Pool Sharks (1915) ; Janice Meredith (E. Mason Hopper, 1924) ; Sally, fille de cirque (D. W. Griffith, 1925) ; Détresse (id., 1926) ; It's the Old Army Game (E. Sutherland, id.) ; Aïe ! mes aïeux ! (G. La Cava, id.) ; The Potters (Fred Newmeyer, 1927) ; Running Wild (G. La Cava, id.) ; Tillie's Punctured Romance (Sutherland, 1928) ; Fools for Luck (Charles Reisner, id.) ; The Golf Specialist (Monte Brice, 1930 ; CM) ; Her Majesty Love (W. Dieterle, 1931) ; The Dentist (Leslie Pierce, 1932 ; CM) ; If I Had a Million (Norman Taurog, id.) ; Million Dollar Legs (E. Cline, id.) ; International House (Sutherland, 1933) ; The Barber Shop (Arthur Ripley, id. ; CM) ; The Fatal Glass of Beer (Ripley, id.) ; The Pharmacist (Ripley, id. ; CM) ; Alice au pays des merveilles (N. Z. McLeod, id.) ; Tillie and Gus (Francis Martin, id.) ; Six of a Kind (L. McCarey, 1934) ; You're Telling Me (Erle Kenton, id.) ; Mrs Wiggs of the Cabbage Patch (N. Taurog, id.) ; Une riche affaire (It's a Gift, McLeod, id.) ; la Parade du rire (W. Beaudine, id.) ; les Joies de la famille (C. Bruckman, 1935) ; David Copperfield (G. Cukor, id.) ; Mississippi (Sutherland, id.) ; Poppy (Sutherland, 1936) ; The Big Broadcast of 1938 (M. Leisen, 1938) ; Sans peur et sans reproches (G. Marshall, 1939) ; Mines de rien (Cline, 1940) ; Mon petit poussin chéri (Cline, id.) ; Passez muscade (Cline, 1941) ; Six Destins (J. Duvivier, 1942) ; Hollywood parade (Follow the Boys, Sutherland, 1944 ; caméo) ; Hollywood Melody (Song of the Open Road [Sylvan Simon], id. ; caméo) ; Swing Circus (Sensations of 1945, Andrew L. Stone, id. ; caméo).

FIENNES (Ralph Nathaniel Fiennes, dit Ralph)
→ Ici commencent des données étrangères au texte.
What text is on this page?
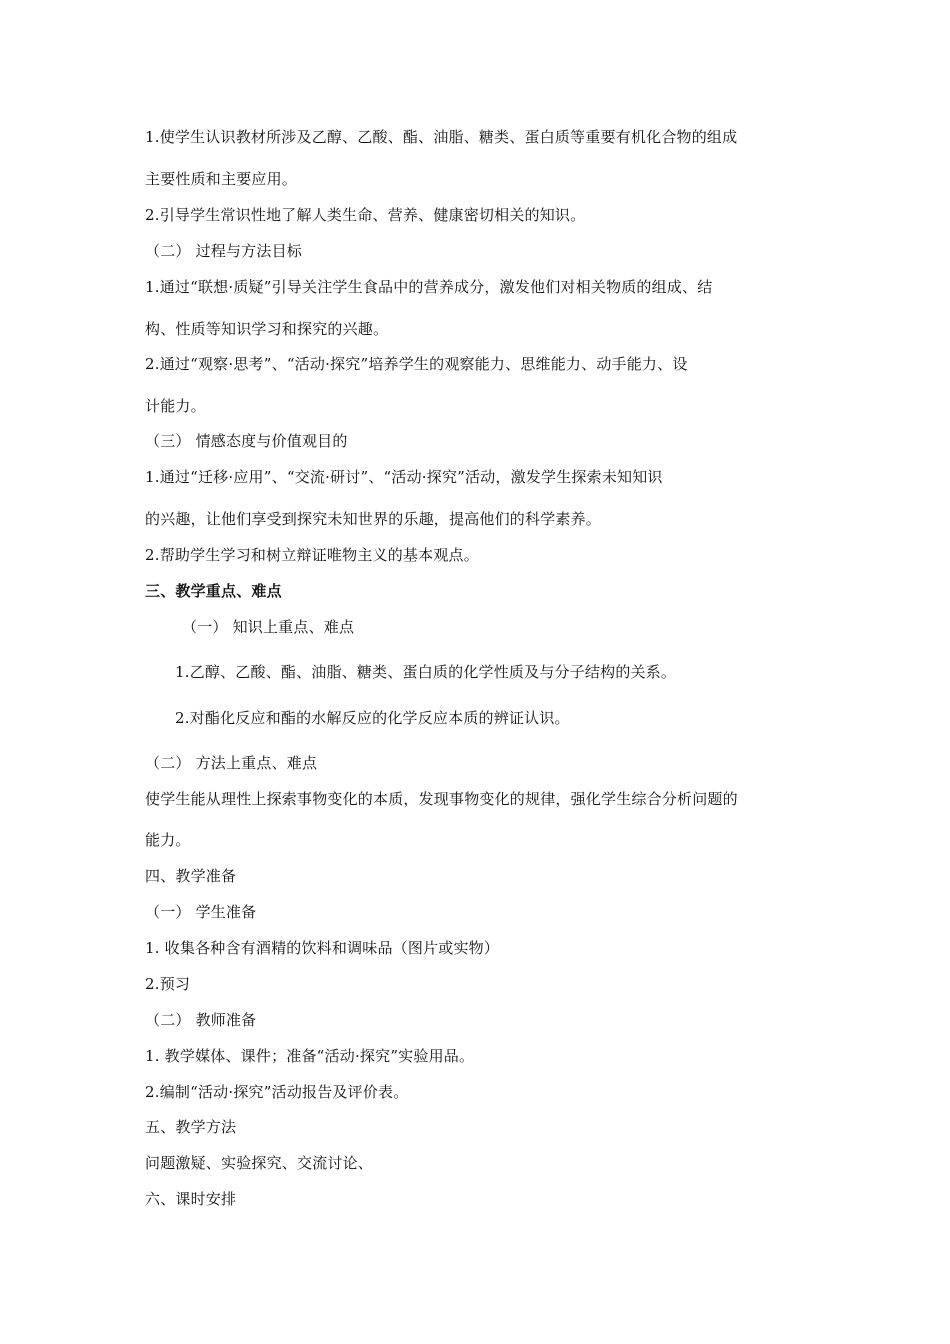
1.使学生认识教材所涉及乙醇、乙酸、酯、油脂、糖类、蛋白质等重要有机化合物的组成
主要性质和主要应用。
2.引导学生常识性地了解人类生命、营养、健康密切相关的知识。
（二） 过程与方法目标
1.通过“联想·质疑”引导关注学生食品中的营养成分，激发他们对相关物质的组成、结
构、性质等知识学习和探究的兴趣。
2.通过“观察·思考”、“活动·探究”培养学生的观察能力、思维能力、动手能力、设
计能力。
（三） 情感态度与价值观目的
1.通过“迁移·应用”、“交流·研讨”、“活动·探究”活动，激发学生探索未知知识
的兴趣，让他们享受到探究未知世界的乐趣，提高他们的科学素养。
2.帮助学生学习和树立辩证唯物主义的基本观点。
三、教学重点、难点
（一） 知识上重点、难点
1.乙醇、乙酸、酯、油脂、糖类、蛋白质的化学性质及与分子结构的关系。
2.对酯化反应和酯的水解反应的化学反应本质的辨证认识。
（二） 方法上重点、难点
使学生能从理性上探索事物变化的本质，发现事物变化的规律，强化学生综合分析问题的
能力。
四、教学准备
（一） 学生准备
1. 收集各种含有酒精的饮料和调味品（图片或实物）
2.预习
（二） 教师准备
1. 教学媒体、课件；准备“活动·探究”实验用品。
2.编制“活动·探究”活动报告及评价表。
五、教学方法
问题激疑、实验探究、交流讨论、
六、课时安排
acteur britannique (Suffolk, 1962).

De formation classique (Royal Shakespeare Company), il débute en 1993 sur un coup d'éclat : visage cireux, regard imprégné de démence, il est le commandant nazi de la Liste de Schindler (S. Spielberg). Très vite, il prouve l'étendue très vaste de son talent. Il est remarquable en concurrent retors de jeu télévisé dans Quiz Show (R. Redford, 1994), en héros de film d'action futuriste dans Strange Days (K. Bigelow, 1995) ou en jeune premier romantique dans le Patient anglais (A. Minghella, 1996). Certes, la froideur qui émane de lui limite quelque peu son emploi, mais le sert admirablement dans les rôles complexes et contradictoires où il excelle (la Fin d'une liaison, N. Jordan, 1999). C'est le frère de l'acteur Joseph Fiennes (Shakespeare in Love, id., John Madden, 1998) et de la réalisatrice Martha Fiennes, qui l'a d'ailleurs dirigé dans un bon film romanesque, Oneguine (1999).

FIGUEROA (Gabriel)

chef opérateur mexicain (Mexico 1908 – id. 1997).
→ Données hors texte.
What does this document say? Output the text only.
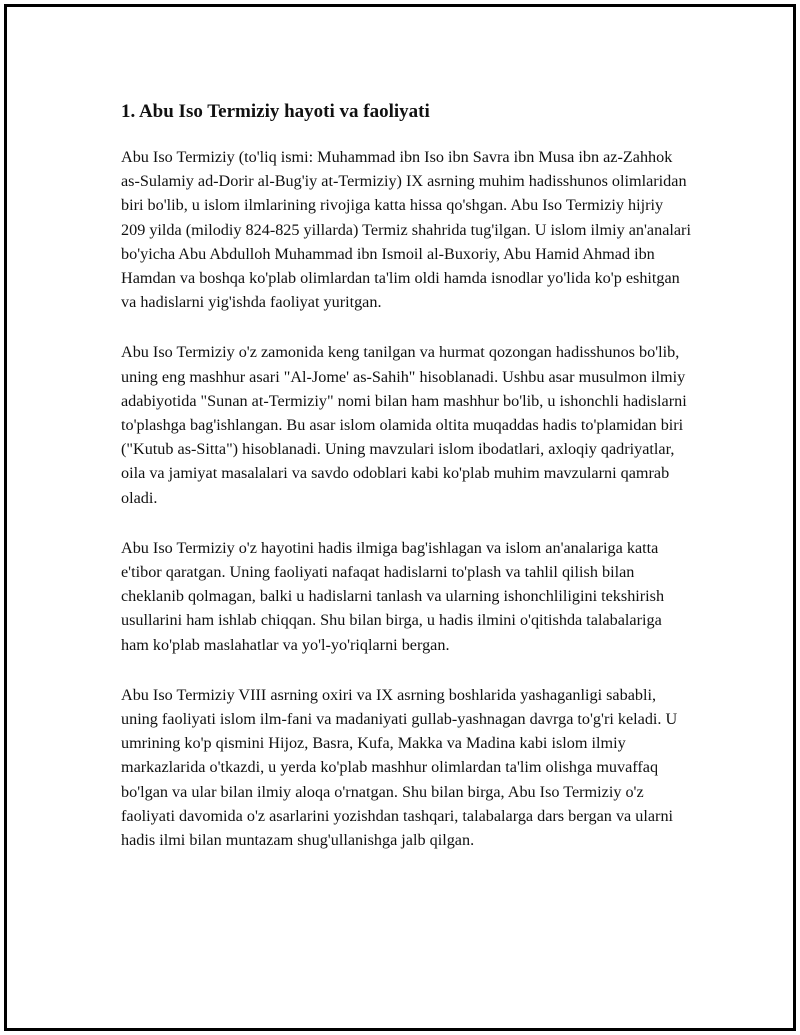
1. Abu Iso Termiziy hayoti va faoliyati

Abu Iso Termiziy (to'liq ismi: Muhammad ibn Iso ibn Savra ibn Musa ibn az-Zahhok as-Sulamiy ad-Dorir al-Bug'iy at-Termiziy) IX asrning muhim hadisshunos olimlaridan biri bo'lib, u islom ilmlarining rivojiga katta hissa qo'shgan. Abu Iso Termiziy hijriy 209 yilda (milodiy 824-825 yillarda) Termiz shahrida tug'ilgan. U islom ilmiy an'analari bo'yicha Abu Abdulloh Muhammad ibn Ismoil al-Buxoriy, Abu Hamid Ahmad ibn Hamdan va boshqa ko'plab olimlardan ta'lim oldi hamda isnodlar yo'lida ko'p eshitgan va hadislarni yig'ishda faoliyat yuritgan.

Abu Iso Termiziy o'z zamonida keng tanilgan va hurmat qozongan hadisshunos bo'lib, uning eng mashhur asari "Al-Jome' as-Sahih" hisoblanadi. Ushbu asar musulmon ilmiy adabiyotida "Sunan at-Termiziy" nomi bilan ham mashhur bo'lib, u ishonchli hadislarni to'plashga bag'ishlangan. Bu asar islom olamida oltita muqaddas hadis to'plamidan biri ("Kutub as-Sitta") hisoblanadi. Uning mavzulari islom ibodatlari, axloqiy qadriyatlar, oila va jamiyat masalalari va savdo odoblari kabi ko'plab muhim mavzularni qamrab oladi.

Abu Iso Termiziy o'z hayotini hadis ilmiga bag'ishlagan va islom an'analariga katta e'tibor qaratgan. Uning faoliyati nafaqat hadislarni to'plash va tahlil qilish bilan cheklanib qolmagan, balki u hadislarni tanlash va ularning ishonchliligini tekshirish usullarini ham ishlab chiqqan. Shu bilan birga, u hadis ilmini o'qitishda talabalariga ham ko'plab maslahatlar va yo'l-yo'riqlarni bergan.

Abu Iso Termiziy VIII asrning oxiri va IX asrning boshlarida yashaganligi sababli, uning faoliyati islom ilm-fani va madaniyati gullab-yashnagan davrga to'g'ri keladi. U umrining ko'p qismini Hijoz, Basra, Kufa, Makka va Madina kabi islom ilmiy markazlarida o'tkazdi, u yerda ko'plab mashhur olimlardan ta'lim olishga muvaffaq bo'lgan va ular bilan ilmiy aloqa o'rnatgan. Shu bilan birga, Abu Iso Termiziy o'z faoliyati davomida o'z asarlarini yozishdan tashqari, talabalarga dars bergan va ularni hadis ilmi bilan muntazam shug'ullanishga jalb qilgan.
Technicien à la formation solide, sa contribution est remarquée dès Allá en el Rancho Grande (F. de Fuentes, 1936). Mais sa réputation est liée au nom du réalisateur Emilio Fernández, avec qui il forme un véritable tandem, à partir de Flor Silvestre (1943). Ensemble, ils développent, jusqu'au maniérisme, une composition à la plasticité rigoureuse, où les personnages sont vite figés. Une femme en voiles, un maguey et un nuage forment la sainte trinité de son idéal esthétique, où la beauté de chaque plan pris isolément prime sur toute vue d'ensemble et compromet d'avance un quelconque rythme imprimé au montage. Cette géographie physique et humaine idéalisée s'inspire des images filmées par Eisenstein pour Que viva México ! Elle passe pour du réalisme auprès d'une critique étrangère avide de folklore, alors qu'elle en est aux antipodes et relève d'un populisme alors en faveur au Mexique. C'est dans ce pays, où se situe l'action du roman, que John Ford tourne l'adaptation de la Puissance et la Gloire de Graham Greene, et Figueroa en signe la photographie (Dieu est mort, 1947). Seul, ensuite, Luis Buñuel réussit à restreindre le goût de Figueroa pour l'artifice (Los olvidados, 1950 ; Nazarin, 1958 ; l'Ange exterminateur, 1962). Il collabore encore à des films de Roberto Gavaldón (La escondida, 1955), Ismael Rodŕıguez (La cucaracha, 1958), John Huston (la Nuit de l'iguane, 1964 ; Au-dessous du volcan, 1984) et Don Siegel (Sierra torride, 1970), entre autres (car sa filmographie dépasse la centaine de titres).